Es wird häufig kritisiert, dass Schülerinnen und Schüler heutzutage nicht mehr so selbstständig sind, die Verantwortung für ihr Leben an Eltern oder Pädagogen delegieren oder gar das selbstständige Denken verlieren. Ich frage mich: Wie sollen Schülerinnen und Schüler diese Kompetenzen erlernen, wenn ihnen diese immerzu abgesprochen werden und alles von außen geregelt wird? Beim Abitur fängt dies an – Schülerinnen und Schüler müssen ihre Zukunft mitgestalten und entscheiden, da fängt Verantwortung für sich selbst nämlich an.

Der Erfolg des heute vorgestellten Konzeptes zeigt sich auch anhand der Umfragen bei Schüler*innen, die bereits ihr „Abitur im eigenen Takt“ erfolgreich absolviert haben.

Ein weiteres Ziel ist es für uns, Lehrer*innen in ihrer Arbeit und ihrer Professionalität ernst zu nehmen. Natürlich verlangt dieses Konzept der Individualisierung, dass die Gymnasialkollegien viel Arbeit investieren müssen. Dafür brauchen sie Zeit und natürlich passende Curricula, denn hier muss wirklich die Kompetenzorientierung im Vordergrund stehen. Hierzu sind vielerorts wertvolle Vorarbeiten geleistet worden. Insofern wäre ein Rückgriff auf die Curricula der 90er Jahre ein schwerer Fehler und verschenkte Kraft und Arbeitszeit. Der einzelne Schüler und die einzelne Schülerin müssen im Zentrum stehen.

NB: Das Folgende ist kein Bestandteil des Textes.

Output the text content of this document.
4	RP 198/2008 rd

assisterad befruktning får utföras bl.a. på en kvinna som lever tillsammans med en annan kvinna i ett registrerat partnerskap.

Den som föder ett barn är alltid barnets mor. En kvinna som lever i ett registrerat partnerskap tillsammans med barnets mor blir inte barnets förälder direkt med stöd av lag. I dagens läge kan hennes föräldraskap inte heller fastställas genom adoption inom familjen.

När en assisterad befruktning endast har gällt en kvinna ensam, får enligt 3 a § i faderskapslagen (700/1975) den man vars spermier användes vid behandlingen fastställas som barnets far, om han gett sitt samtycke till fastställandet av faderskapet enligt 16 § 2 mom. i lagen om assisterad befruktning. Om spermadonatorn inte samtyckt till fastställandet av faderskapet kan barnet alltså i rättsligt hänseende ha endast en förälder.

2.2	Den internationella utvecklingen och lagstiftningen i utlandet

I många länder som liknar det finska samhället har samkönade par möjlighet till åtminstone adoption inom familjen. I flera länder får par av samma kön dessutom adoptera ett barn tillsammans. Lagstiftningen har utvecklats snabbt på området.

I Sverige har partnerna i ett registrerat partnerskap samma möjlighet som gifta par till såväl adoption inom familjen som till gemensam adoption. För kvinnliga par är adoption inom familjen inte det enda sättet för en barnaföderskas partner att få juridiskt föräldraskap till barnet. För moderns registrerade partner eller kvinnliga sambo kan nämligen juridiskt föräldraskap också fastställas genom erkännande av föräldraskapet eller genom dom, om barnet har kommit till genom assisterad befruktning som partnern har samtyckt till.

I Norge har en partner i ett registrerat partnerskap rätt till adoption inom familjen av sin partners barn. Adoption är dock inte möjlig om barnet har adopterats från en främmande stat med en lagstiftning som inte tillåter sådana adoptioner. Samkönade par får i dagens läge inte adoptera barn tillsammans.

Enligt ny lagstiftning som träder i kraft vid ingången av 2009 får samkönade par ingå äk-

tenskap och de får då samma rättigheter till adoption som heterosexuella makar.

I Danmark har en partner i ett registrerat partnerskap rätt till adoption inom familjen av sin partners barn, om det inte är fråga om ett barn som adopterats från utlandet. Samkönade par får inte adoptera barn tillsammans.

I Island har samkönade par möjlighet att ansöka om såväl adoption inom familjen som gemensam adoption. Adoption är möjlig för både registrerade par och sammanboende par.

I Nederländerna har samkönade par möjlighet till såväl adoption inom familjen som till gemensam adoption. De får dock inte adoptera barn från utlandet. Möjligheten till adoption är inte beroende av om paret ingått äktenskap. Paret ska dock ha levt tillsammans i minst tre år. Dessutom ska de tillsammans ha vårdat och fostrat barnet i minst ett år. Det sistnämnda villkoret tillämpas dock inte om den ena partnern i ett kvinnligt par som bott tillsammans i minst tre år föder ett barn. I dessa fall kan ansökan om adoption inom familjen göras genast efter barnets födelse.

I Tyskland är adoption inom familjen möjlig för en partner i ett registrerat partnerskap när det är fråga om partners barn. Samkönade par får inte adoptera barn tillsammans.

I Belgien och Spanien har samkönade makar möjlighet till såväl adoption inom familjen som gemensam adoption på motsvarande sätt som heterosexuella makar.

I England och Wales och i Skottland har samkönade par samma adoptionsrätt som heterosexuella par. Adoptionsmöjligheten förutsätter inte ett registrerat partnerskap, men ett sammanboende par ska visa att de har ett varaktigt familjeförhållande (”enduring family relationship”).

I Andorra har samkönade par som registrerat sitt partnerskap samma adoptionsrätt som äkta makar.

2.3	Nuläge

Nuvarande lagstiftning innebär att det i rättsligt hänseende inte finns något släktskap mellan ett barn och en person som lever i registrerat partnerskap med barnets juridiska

Darüber hinaus muss verhindert werden, dass unnötigen Kosten für neue Schulbücher entstehen. Sinnvoller ist es in diesem Zusammenhang das Thema Digitalisierung stärker voranzutreiben und z. B. in Lizenzen für digitale Schulbücher und vor allem in die Nutzung interaktiver Medien und Freie Bildungsmaterialien („open educational resources“, OER) zu investieren. Das Konzept von OER ist als eine neue Art der Informationserstellung und -(ver-)teilung im Bildungsbereich zu verstehen. Die Vermittlung von Wissen basiert immer stärker auf der Verwendung des Internets und der Social Media. In diesem Zusammenhang ist es wirklich beschämend, dass LOGINEO schon wieder nicht an den Start kommt. Mit LOGINEO wird eine webbasierte Arbeitsumgebung geschaffen, die auch einen Zugang zu digitalen Schulbüchern, weiteren Lernmitteln und Lehrmaterialien bietet. Was die Lehrerinnen und Lehrer zudem unbedingt auch in diesem Zusammenhang brauchen, ist kompetente Fortbildung!

Die Kosten für die Digitalisierung der Schulen würde laut Bertelsmann-Stiftung bei 2,8 Mrd. Euro für Deutschland und damit bei 700 Millionen Euro für NRW liegen – allemal eine sinnvollere Investition als neue G9 Schulbücher NRW-weit anzuschaffen.

Zusammenfassen kann gesagt werden: Die Politik sollte die individuellen Entwicklungswege junger Menschen unterstützen und sie von ihrer Abhängigkeit von den Gegebenheiten des Elternhauses loslösen. Dafür benötigen sie die bestmöglichen Rahmenbedingungen an ihrer Schule und dieser Rahmen muss politisch gestaltet werden.

Die Entscheidung über G8/G9 darf nicht der einzelnen Schule aufgebürdet werden, hier dürfen wir uns als Politik nicht der Verantwortung entziehen.

Das Konzept „Abitur im eigenen Takt“ sollte deshalb die Ausgangslage für die weiteren politischen Überlegungen bilden.